Wenn in einigen Tagen das Krisenmanagement zum Alltag geworden ist und sich eine gewisse Routine eingestellt hat, sollten sich UnternehmenslenkerInnen und Public Affairs Verantwortliche mit der Zeit nach COVID-19 beschäftigen. Wie passen Themen, Interessen und Argumente zur aktuellen Situation? Haben sich gar ganze Prioritäten verändert und welche Themen müssen mit angemessenem Aufwand getrieben werden?

Diese Fragen gilt es jetzt zu beantworten und nicht erst, wenn Ministerien und Bundestag zum Alltag zurückgefunden haben.

Stets findet Überraschung statt.
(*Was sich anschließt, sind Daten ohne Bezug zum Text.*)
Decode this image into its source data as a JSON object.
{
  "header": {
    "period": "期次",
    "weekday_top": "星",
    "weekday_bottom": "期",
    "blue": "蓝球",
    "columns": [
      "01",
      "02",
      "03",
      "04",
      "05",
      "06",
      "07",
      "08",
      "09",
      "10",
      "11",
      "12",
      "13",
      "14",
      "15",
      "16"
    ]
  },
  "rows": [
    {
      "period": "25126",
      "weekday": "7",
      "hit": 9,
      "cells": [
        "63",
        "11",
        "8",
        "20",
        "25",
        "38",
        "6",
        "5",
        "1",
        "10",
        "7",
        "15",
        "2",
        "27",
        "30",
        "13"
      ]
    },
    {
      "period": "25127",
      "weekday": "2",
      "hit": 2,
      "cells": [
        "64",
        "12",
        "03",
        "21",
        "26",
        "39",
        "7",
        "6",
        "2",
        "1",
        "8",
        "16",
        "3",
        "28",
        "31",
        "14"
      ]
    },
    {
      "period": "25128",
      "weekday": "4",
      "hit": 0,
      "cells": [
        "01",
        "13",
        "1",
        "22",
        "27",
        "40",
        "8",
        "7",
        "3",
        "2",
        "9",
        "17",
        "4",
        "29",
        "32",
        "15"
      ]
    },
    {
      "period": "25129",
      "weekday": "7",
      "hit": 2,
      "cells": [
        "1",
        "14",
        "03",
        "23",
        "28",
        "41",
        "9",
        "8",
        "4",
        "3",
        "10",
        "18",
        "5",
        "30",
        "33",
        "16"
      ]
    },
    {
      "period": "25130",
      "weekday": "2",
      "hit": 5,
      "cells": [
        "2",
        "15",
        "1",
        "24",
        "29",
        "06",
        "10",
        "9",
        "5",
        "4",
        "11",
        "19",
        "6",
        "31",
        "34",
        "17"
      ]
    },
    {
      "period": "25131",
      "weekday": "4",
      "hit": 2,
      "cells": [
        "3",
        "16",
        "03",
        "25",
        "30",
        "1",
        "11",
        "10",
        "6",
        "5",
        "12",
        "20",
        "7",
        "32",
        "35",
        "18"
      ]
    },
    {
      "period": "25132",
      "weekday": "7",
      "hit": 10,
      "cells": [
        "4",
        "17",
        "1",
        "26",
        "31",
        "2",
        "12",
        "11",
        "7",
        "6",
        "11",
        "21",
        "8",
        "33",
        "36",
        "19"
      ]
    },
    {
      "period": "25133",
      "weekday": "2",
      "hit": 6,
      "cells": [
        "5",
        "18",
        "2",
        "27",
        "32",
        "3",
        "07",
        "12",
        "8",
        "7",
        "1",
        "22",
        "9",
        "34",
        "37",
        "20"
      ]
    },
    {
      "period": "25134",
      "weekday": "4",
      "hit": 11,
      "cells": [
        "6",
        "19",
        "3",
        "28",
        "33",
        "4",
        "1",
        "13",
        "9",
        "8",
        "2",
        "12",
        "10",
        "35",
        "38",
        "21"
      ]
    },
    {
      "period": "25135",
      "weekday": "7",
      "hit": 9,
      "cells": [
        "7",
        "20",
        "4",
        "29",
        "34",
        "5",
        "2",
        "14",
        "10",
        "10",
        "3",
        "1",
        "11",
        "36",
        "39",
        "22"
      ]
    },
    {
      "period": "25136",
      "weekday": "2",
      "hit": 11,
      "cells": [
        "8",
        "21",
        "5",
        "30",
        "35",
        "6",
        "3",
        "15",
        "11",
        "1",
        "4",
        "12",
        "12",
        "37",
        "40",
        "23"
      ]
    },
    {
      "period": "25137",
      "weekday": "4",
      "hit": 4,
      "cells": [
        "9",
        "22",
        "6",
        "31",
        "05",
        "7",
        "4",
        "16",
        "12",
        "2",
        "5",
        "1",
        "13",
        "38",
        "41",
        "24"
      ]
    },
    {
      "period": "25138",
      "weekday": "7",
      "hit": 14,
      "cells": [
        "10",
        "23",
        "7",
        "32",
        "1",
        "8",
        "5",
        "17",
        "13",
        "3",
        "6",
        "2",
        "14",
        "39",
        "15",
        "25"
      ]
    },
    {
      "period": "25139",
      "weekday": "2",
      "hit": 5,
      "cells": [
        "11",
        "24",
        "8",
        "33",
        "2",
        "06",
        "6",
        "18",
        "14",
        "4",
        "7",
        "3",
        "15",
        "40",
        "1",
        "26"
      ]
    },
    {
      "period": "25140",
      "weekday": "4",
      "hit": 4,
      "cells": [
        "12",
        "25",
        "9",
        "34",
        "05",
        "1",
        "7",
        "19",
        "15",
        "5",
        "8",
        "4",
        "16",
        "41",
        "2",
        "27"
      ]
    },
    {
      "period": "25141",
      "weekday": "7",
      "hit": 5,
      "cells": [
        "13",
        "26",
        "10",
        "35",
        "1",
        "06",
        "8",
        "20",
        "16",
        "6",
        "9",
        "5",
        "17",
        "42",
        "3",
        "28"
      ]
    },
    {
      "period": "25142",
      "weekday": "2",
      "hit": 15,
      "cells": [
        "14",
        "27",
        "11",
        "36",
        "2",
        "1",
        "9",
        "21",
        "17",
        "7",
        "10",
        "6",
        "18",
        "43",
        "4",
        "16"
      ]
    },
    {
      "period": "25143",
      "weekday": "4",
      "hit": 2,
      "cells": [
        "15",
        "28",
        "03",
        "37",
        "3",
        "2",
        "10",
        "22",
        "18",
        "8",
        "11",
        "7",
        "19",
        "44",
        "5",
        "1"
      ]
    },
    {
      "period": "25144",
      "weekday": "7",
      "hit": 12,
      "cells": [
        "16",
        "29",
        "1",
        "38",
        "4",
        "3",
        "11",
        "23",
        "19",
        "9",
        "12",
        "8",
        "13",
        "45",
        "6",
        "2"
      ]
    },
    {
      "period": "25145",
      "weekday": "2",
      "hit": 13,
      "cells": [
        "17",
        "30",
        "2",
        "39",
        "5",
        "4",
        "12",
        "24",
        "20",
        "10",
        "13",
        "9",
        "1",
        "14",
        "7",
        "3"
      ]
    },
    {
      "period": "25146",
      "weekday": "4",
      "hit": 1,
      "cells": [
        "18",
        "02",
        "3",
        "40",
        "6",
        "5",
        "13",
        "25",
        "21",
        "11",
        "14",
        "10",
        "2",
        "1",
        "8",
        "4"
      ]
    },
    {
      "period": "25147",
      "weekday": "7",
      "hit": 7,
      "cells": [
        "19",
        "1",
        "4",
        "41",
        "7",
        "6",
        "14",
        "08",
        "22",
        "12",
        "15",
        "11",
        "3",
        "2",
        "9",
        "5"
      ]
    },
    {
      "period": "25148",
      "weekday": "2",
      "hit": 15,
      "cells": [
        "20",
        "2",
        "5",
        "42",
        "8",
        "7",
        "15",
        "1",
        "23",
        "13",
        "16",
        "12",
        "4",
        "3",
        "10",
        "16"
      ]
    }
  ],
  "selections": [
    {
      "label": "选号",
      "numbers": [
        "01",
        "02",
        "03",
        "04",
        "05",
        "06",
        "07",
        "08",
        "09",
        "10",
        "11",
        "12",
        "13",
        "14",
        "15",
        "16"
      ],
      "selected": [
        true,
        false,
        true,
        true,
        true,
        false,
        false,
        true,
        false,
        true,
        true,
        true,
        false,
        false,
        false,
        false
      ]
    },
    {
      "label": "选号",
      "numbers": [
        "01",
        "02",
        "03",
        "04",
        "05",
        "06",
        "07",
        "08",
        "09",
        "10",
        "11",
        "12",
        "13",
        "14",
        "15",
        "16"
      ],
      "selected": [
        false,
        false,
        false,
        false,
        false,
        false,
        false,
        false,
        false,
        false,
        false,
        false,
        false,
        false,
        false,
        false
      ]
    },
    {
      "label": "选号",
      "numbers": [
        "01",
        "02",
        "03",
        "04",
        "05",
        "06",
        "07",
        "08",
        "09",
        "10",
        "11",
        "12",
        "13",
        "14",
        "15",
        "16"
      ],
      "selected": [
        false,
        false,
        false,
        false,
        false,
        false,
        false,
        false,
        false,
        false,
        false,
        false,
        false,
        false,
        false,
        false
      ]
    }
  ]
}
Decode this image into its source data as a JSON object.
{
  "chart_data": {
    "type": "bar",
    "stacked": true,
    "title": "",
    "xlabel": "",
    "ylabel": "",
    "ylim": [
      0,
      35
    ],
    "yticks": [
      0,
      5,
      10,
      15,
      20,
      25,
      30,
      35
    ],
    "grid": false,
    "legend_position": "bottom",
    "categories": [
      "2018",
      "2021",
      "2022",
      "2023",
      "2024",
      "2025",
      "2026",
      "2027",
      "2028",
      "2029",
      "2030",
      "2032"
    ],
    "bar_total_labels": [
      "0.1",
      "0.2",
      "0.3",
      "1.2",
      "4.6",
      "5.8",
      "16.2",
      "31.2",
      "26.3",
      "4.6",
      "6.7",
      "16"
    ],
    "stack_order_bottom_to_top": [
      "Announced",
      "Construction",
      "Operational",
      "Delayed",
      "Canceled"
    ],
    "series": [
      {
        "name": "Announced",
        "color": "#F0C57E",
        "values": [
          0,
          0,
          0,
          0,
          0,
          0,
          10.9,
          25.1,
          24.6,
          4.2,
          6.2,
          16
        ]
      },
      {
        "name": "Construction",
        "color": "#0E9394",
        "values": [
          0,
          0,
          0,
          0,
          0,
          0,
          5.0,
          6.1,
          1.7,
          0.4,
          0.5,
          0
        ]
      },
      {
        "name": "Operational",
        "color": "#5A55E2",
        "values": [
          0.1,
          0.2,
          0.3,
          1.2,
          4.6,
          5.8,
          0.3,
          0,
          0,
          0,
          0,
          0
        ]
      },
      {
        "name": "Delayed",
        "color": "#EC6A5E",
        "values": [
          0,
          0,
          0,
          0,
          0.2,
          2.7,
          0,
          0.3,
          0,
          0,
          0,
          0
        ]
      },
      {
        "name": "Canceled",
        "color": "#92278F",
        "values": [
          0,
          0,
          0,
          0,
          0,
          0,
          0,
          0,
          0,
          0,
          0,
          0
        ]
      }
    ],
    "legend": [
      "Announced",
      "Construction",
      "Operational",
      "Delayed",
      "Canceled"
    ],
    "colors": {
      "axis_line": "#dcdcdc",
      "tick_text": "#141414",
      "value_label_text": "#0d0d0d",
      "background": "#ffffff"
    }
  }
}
Da, wo man’s nicht erwartet hat.
— Wilhelm Busch

Die dritte These lautet: Wir haben erst in den vergangenen Tagen verstanden, was Digital Public Affairs wirklich bedeutet.

Die Verlängerung der Public Affairs Arbeit in den digitalen Raum – „Themen und Positionen digital auffindbar machen, Social Media Kanäle bespielen“ – das war zwar alles richtig und es ist nach wie vor notwendig, aber es fühlt sich wie gestern an. Eigentlich wie vorgestern. Heute muss durch social distancing und Ausgangssperren alles digital werden. Videokonferenzen gehören gerade zum Alltag, nicht nur für InteressenvertreterInnen sondern auch für Abgeordnete, die Büros und Fraktionsmitarbeiter. Berührungsängste mit neuen Technologien wurden über Nacht genommen und das Beschaffungswesen des Deutschen Bundestages damit erst einmal ausgehebelt.

Es wird die Art, wie wir PA-Professionals unsere Termine, Veranstaltungen und Gespräche konzipieren und gestalten können, verändern und tut es bereits jetzt. Es verändert den Stil wie wir mit Stakeholdern arbeiten müssen und wie wir unsere Teams digital und dezentral organisieren. Diese Herausforderungen erfordern eine Menge Experimentierfreude und Pragmatismus, trial and error. Und dezidiert Mut. Auch das ist im besten Sinne Digital Public Affairs. Hier wird es keinen Zustand „vor Corona” mehr geben. Wir werden es hoffentlich als neue Normalität erleben, was die Krise positiv befördert hat und unseren Public Affairs Werkzeugkasten neu sortieren müssen.